Now I want my house to be nice because I don’t want to lose any more of my mind….really.

This past week has been exceedingly busy and it culminated with the stomach bug hitting. Right now, our house is not as lovely as I’d like. And, to some degree, I’m okay with that.

But on another degree (is that even a saying?) it’s really stressing me out. And it isn’t because people are going to stop by – I’m pretty sure the flu has stopped anyone from dropping in!

It’s because this life is so crazy…I don’t want my house to be too.

A messy house = a terribly impatient mother.

It’s like I become as messy emotionally and mentally as my home.
I keep trying to point it out to my children but they aren’t getting it.

I’m not sure why because I can certainly tell I’m impatient and irritated easily.

Maybe this is another case of them being blissfully unaware.

Maybe I need to be a bit blissfully unaware too.

There was a season a few years ago right after my husband left when I was. I whittled life down to the essentials and the house being immaculate was not an essential….at all.

Essential was defined as loving my children with my actions, words, and time spent together.

In thinking back, I’m realizing it was a choice. I chose to focus on the people in my life instead of the things.

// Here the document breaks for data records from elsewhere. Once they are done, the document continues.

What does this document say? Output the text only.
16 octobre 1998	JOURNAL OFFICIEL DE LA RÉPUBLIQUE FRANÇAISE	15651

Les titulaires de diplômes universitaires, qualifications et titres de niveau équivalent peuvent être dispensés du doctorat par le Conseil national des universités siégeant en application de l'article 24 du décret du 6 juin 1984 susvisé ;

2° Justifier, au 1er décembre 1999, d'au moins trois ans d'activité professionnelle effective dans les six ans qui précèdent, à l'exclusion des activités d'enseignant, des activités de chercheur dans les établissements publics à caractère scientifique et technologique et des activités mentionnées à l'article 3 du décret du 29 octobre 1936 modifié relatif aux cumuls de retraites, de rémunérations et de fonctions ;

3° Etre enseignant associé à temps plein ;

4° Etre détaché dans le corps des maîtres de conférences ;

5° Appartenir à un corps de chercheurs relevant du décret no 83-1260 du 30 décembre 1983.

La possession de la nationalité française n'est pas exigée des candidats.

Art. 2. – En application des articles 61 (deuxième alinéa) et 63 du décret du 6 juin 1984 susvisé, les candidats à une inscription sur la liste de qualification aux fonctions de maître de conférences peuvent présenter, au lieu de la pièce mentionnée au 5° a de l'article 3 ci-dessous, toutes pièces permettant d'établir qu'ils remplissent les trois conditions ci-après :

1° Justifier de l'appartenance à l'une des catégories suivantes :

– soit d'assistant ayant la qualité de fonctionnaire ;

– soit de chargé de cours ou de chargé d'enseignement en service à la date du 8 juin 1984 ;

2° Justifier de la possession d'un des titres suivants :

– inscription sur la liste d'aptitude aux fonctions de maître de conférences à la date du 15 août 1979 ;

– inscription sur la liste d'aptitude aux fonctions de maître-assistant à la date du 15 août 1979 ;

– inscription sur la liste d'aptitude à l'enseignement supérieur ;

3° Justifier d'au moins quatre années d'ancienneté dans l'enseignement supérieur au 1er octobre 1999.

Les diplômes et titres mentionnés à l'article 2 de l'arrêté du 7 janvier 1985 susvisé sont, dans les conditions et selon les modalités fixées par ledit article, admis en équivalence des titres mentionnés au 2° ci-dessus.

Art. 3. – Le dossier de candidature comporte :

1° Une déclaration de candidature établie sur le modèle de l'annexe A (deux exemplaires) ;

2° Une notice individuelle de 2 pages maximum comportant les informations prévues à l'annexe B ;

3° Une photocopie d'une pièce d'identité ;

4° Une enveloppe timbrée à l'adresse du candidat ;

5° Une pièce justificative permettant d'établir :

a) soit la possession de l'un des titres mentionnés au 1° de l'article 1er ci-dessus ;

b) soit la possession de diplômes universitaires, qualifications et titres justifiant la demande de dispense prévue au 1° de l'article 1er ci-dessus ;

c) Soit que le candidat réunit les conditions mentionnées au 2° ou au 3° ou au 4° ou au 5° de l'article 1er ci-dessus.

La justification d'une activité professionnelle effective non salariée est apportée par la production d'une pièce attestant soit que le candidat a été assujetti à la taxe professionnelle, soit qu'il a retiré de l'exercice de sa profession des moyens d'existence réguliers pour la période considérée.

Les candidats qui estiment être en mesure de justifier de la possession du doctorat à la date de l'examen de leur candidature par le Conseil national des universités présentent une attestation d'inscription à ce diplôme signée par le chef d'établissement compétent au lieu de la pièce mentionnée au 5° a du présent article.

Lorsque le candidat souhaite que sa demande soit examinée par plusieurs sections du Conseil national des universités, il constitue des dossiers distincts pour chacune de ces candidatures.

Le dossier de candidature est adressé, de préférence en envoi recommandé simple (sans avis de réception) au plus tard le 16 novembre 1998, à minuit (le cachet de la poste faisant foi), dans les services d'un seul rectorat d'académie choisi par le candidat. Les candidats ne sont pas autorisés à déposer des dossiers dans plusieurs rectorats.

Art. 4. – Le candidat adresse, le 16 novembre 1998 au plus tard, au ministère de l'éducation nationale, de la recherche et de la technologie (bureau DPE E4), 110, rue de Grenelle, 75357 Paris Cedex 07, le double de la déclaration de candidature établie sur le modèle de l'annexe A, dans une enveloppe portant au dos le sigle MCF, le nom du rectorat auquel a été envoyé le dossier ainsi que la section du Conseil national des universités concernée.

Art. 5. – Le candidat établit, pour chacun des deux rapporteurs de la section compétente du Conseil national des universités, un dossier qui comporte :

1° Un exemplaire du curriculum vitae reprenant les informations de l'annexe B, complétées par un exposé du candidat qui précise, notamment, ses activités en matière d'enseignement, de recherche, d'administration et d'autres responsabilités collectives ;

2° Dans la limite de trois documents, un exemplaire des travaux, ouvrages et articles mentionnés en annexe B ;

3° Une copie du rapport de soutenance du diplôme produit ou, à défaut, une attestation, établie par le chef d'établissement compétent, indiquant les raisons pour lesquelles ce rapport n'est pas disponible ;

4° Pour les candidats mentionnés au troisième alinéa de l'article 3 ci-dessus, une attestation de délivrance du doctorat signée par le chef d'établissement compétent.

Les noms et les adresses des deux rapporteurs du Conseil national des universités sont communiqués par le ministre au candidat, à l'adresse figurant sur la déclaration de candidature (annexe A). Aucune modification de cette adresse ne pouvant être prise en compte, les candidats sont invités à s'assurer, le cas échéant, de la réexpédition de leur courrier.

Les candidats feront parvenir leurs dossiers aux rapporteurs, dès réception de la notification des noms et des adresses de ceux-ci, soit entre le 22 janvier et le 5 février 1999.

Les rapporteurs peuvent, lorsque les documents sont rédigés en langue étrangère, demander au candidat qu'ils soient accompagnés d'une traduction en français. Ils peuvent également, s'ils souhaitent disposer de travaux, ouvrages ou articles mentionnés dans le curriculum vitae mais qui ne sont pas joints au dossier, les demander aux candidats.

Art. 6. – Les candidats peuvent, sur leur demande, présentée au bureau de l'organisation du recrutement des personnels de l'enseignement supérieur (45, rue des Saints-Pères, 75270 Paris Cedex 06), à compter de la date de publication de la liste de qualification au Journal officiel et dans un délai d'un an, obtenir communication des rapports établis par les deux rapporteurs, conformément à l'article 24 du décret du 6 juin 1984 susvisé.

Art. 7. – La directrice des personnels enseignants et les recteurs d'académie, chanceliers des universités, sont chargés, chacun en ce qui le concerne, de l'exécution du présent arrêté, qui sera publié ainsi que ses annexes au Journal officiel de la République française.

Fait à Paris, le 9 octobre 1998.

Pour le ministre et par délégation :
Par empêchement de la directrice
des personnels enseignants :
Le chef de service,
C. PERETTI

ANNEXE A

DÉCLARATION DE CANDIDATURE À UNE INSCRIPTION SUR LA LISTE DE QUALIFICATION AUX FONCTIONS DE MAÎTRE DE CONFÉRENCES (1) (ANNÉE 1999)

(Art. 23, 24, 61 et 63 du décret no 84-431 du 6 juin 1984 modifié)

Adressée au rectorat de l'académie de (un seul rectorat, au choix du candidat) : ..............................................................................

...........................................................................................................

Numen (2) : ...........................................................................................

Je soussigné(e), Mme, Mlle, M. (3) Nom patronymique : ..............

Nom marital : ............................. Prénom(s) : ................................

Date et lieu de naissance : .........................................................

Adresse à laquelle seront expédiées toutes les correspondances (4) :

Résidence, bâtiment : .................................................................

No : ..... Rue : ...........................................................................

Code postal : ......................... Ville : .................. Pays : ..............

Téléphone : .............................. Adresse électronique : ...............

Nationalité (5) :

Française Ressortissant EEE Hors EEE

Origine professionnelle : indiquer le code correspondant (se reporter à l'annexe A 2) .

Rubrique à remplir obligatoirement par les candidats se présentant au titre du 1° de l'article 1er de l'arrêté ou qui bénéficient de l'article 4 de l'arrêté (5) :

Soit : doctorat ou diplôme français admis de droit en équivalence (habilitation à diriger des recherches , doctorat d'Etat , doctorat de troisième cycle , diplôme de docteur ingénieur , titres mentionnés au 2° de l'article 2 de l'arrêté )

I want to choose that place again.

I don’t have to be blissfully unaware of my surroundings, but I’d like to be blissfully aware of my children.

My children are much more important than the clutter they create.

I could start by figuring out what absolutely needs to be done and working with my children in a gracious and organized way to get it done!

I could choose to spend time with them rather than spending all my time fussing about the house. Honestly I do feel like I spend all if not most of my time grumping about the house. My poor children!

I could pray that God would calm my mind and heart so I could hear His leading on this. I know He desires me to bring everything to Him and He truly does care about all my silly and not so silly stuff.

Lord, there’s so much to do and I don’t want to be only doing. Father, I want to be momma more than housekeeper. Please help me use my time wisely and efficiently so I can focus on the precious people in my life rather than the things that literally trip me up!